Des étudiants en master à Londres se sont récemment réunis à la Royal Society pour tenter de déjouer les garde-fous d’un grand modèle de langage (LLM), un type d’intelligence artificielle (IA) conçu pour des conversations utiles. L’expérience, organisée par la Royal Society et Humane Intelligence, avait pour but de contourner les limites imposées à ces LLM pour empêcher la fourniture de réponses nuisibles.
Les résultats ont été variés : certains participants ont obtenu des réponses absurdes, comme faire affirmer au robot que les canards pouvaient servir d’indicateurs de la qualité de l’air ou que l’huile essentielle de lavande était recommandée pour traiter le Covid-19. Les tentatives les plus fructueuses ont abouti à la création de titres, dates de publication et revues d’articles scientifiques inventés.
Les atouts et faiblesses des intelligences artificielles
Les IA représentent une aide précieuse pour les sciences, avec des machines capables de synthétiser des recherches complexes et d’analyser des données en masse pour proposer de nouveaux médicaments ou matériaux.

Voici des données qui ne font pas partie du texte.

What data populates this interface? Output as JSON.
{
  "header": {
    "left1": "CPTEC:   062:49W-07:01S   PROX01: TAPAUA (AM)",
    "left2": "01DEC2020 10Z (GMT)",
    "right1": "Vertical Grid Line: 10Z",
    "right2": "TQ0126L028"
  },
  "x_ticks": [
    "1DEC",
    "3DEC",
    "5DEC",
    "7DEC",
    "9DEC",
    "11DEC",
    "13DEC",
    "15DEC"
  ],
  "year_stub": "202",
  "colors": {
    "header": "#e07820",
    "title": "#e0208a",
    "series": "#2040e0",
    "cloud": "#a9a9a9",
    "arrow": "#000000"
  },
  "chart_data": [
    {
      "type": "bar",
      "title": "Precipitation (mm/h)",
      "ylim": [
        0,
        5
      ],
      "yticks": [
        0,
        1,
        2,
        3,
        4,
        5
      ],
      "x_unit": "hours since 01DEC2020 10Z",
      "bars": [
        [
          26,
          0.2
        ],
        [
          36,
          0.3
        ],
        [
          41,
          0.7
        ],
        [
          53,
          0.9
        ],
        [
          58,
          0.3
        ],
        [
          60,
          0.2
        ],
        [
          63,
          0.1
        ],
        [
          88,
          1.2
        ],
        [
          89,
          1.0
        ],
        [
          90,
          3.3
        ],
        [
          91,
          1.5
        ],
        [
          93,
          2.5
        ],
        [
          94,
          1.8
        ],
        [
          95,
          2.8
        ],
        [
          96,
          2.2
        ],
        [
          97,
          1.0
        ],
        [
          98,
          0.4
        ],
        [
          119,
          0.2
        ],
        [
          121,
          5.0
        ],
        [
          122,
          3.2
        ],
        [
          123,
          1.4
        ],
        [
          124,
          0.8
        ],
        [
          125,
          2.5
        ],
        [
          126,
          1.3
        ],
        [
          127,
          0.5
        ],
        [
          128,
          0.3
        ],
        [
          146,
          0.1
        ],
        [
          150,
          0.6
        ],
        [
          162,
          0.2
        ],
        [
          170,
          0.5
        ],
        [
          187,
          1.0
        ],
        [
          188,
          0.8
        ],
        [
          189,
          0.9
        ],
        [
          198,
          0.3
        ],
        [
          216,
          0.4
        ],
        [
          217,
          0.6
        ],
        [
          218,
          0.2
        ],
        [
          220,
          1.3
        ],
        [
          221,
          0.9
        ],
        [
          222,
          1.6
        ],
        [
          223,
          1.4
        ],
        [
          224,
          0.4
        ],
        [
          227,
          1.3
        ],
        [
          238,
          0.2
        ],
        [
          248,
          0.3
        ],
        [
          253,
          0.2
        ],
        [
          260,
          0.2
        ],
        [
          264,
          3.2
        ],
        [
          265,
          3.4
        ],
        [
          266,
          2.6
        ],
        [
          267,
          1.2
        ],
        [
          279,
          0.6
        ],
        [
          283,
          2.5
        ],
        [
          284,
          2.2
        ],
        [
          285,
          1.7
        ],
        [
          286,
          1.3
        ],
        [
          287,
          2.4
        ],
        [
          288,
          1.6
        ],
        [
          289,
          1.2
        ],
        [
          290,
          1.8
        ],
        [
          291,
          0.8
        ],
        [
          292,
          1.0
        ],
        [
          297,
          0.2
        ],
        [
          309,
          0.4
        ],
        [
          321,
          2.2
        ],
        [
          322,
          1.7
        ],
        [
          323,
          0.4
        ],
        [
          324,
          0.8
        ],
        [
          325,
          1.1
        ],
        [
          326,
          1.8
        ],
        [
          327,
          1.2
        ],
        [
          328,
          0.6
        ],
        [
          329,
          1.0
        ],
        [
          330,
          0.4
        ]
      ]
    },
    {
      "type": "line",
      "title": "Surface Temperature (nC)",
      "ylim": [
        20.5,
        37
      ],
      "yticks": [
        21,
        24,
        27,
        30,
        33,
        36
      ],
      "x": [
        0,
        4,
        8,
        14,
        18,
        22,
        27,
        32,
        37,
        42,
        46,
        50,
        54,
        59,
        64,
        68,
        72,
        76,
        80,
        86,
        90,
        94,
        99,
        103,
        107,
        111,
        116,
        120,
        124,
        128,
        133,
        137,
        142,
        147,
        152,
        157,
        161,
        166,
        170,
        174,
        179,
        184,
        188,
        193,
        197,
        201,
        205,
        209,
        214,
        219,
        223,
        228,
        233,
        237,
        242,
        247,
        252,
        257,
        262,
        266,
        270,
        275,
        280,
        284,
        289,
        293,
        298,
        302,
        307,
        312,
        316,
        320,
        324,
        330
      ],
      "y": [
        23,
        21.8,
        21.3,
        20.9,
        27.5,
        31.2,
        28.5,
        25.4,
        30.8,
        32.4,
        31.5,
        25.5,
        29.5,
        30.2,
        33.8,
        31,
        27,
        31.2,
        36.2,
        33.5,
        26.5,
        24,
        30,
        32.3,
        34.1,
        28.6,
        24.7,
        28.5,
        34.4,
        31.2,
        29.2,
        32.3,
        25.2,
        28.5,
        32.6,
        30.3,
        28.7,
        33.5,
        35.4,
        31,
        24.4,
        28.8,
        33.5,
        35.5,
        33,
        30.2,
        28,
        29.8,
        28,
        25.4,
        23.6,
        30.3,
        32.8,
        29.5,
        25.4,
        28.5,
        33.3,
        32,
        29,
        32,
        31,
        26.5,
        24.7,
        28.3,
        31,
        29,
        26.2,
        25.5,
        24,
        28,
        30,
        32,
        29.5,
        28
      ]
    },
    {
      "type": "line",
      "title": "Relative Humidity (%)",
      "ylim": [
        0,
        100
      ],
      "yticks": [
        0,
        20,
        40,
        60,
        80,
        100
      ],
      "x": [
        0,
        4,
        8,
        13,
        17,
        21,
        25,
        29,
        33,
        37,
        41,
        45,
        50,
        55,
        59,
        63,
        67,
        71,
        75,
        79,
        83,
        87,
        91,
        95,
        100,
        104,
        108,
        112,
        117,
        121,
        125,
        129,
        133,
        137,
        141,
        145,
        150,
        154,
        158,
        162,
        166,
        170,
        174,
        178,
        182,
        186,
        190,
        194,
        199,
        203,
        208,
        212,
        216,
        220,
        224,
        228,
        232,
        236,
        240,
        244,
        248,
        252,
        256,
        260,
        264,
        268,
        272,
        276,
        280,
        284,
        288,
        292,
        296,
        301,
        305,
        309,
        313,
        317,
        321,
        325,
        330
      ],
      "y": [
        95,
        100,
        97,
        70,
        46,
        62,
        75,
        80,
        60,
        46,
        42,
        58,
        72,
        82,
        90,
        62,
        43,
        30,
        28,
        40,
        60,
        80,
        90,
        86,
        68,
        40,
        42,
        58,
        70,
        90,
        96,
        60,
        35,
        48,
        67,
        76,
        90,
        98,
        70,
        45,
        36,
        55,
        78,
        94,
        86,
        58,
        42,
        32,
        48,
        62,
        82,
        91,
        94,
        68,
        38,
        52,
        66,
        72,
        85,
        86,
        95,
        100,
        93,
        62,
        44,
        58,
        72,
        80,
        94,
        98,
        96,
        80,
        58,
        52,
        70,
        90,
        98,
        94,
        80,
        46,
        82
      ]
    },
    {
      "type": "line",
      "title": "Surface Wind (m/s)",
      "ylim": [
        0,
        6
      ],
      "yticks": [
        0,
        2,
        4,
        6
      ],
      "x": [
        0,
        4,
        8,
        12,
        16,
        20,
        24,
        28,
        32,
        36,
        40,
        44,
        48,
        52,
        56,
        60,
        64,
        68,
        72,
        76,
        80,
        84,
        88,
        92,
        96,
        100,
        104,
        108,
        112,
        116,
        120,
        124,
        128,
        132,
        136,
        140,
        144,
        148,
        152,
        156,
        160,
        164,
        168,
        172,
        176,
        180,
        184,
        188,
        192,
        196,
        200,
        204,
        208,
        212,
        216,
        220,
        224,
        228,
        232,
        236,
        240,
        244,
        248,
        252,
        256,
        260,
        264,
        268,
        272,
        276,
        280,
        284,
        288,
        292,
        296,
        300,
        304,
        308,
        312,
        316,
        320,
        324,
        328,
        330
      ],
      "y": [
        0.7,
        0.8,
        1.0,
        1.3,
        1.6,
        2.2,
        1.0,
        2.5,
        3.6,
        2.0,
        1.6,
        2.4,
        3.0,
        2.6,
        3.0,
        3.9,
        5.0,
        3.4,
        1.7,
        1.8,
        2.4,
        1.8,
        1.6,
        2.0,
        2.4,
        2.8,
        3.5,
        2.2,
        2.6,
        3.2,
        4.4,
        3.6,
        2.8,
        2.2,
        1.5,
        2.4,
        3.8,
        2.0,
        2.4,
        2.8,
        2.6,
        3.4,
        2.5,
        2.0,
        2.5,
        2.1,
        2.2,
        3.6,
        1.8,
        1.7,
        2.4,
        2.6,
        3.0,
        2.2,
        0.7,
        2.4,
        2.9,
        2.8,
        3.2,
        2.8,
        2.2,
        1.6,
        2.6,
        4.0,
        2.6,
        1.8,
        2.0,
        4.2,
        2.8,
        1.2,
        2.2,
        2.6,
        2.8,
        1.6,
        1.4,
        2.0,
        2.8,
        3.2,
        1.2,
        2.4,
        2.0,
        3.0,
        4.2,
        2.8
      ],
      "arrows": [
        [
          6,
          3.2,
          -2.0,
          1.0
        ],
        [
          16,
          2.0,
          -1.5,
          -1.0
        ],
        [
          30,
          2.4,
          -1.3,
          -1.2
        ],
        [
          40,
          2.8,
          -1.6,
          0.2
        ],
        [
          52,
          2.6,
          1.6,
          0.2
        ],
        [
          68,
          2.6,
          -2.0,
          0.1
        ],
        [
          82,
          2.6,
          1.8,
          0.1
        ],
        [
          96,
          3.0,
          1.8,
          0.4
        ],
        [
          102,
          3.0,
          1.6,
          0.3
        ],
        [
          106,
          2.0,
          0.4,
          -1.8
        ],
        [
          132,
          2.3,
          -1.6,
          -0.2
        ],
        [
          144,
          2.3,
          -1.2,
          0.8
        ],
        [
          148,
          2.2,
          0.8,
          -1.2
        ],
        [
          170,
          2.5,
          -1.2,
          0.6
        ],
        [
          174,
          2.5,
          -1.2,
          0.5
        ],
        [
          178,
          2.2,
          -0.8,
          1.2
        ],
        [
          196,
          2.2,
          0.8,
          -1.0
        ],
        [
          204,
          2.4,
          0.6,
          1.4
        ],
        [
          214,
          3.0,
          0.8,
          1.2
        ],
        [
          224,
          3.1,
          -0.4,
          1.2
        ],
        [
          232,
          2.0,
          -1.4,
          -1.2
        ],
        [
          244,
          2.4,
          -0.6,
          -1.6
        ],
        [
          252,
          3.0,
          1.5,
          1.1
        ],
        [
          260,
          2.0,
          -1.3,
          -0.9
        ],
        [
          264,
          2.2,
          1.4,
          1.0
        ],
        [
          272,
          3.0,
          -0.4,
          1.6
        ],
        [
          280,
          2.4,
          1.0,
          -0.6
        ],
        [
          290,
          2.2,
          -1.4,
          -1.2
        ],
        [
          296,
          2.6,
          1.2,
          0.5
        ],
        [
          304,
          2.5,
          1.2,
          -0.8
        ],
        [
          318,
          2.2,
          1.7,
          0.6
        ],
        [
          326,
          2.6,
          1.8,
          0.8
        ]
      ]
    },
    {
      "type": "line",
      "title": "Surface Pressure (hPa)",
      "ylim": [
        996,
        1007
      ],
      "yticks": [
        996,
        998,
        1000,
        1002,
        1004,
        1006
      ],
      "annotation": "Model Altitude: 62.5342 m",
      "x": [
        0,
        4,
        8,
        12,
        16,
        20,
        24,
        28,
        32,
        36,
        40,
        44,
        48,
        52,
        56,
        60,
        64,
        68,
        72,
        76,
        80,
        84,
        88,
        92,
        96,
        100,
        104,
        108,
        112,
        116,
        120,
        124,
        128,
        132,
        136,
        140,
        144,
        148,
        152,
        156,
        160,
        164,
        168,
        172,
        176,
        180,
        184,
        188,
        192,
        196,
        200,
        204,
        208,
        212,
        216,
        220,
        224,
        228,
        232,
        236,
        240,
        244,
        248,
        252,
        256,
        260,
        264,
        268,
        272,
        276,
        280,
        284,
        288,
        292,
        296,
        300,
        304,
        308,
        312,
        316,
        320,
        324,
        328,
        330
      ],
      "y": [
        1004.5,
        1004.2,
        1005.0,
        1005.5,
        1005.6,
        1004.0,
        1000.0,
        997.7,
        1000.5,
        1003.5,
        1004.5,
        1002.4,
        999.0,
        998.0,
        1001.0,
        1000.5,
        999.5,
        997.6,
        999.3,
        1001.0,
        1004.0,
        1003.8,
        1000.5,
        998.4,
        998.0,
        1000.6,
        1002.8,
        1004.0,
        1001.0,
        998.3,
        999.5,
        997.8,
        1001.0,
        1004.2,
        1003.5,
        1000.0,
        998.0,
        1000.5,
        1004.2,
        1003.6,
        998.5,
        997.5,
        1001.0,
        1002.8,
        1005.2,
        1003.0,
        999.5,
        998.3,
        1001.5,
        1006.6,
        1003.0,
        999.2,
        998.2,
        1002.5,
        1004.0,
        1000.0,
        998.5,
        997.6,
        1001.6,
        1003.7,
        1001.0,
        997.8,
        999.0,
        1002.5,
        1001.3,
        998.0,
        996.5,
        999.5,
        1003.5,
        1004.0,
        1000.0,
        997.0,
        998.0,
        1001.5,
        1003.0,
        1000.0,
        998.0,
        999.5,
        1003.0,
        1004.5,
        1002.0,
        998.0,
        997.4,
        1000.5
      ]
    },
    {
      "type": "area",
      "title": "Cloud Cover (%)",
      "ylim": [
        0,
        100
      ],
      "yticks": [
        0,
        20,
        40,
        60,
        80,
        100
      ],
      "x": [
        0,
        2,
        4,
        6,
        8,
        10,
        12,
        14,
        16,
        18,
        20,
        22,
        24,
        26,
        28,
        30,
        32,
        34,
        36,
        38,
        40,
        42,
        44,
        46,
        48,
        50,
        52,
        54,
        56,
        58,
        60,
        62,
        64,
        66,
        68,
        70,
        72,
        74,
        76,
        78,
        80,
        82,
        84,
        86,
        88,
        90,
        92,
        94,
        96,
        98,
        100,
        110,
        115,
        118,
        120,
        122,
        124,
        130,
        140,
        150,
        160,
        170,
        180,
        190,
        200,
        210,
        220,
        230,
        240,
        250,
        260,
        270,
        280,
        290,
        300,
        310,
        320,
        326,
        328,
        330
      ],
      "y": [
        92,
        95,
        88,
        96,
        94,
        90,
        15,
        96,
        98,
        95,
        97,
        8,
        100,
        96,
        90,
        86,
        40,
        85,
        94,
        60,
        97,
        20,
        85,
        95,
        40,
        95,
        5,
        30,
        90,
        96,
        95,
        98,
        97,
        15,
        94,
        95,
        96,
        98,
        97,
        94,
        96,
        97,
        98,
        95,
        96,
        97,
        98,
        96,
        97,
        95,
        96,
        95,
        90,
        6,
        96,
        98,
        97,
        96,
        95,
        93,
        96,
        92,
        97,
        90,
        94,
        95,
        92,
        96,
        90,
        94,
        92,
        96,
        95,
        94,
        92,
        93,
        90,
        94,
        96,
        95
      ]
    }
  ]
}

Cependant, elles présentent également des faiblesses : aide à la fraude, biais subtils et même copier-coller accidentel de textes générés par des LLM dans des articles scientifiques.
Un défi pour la communauté scientifique
Guillaume Cabanac, enseignant-chercheur en informatique à l’université de Toulouse, a découvert des dizaines d’articles contenant des formules telles que “Générer une nouvelle réponse”, une commande de ChatGPT qui fait reformuler la dernière réponse du logiciel. Il est difficile d’évaluer l’ampleur du problème, mais il est clair que les IA peuvent être mal utilisées par des universitaires peu scrupuleux.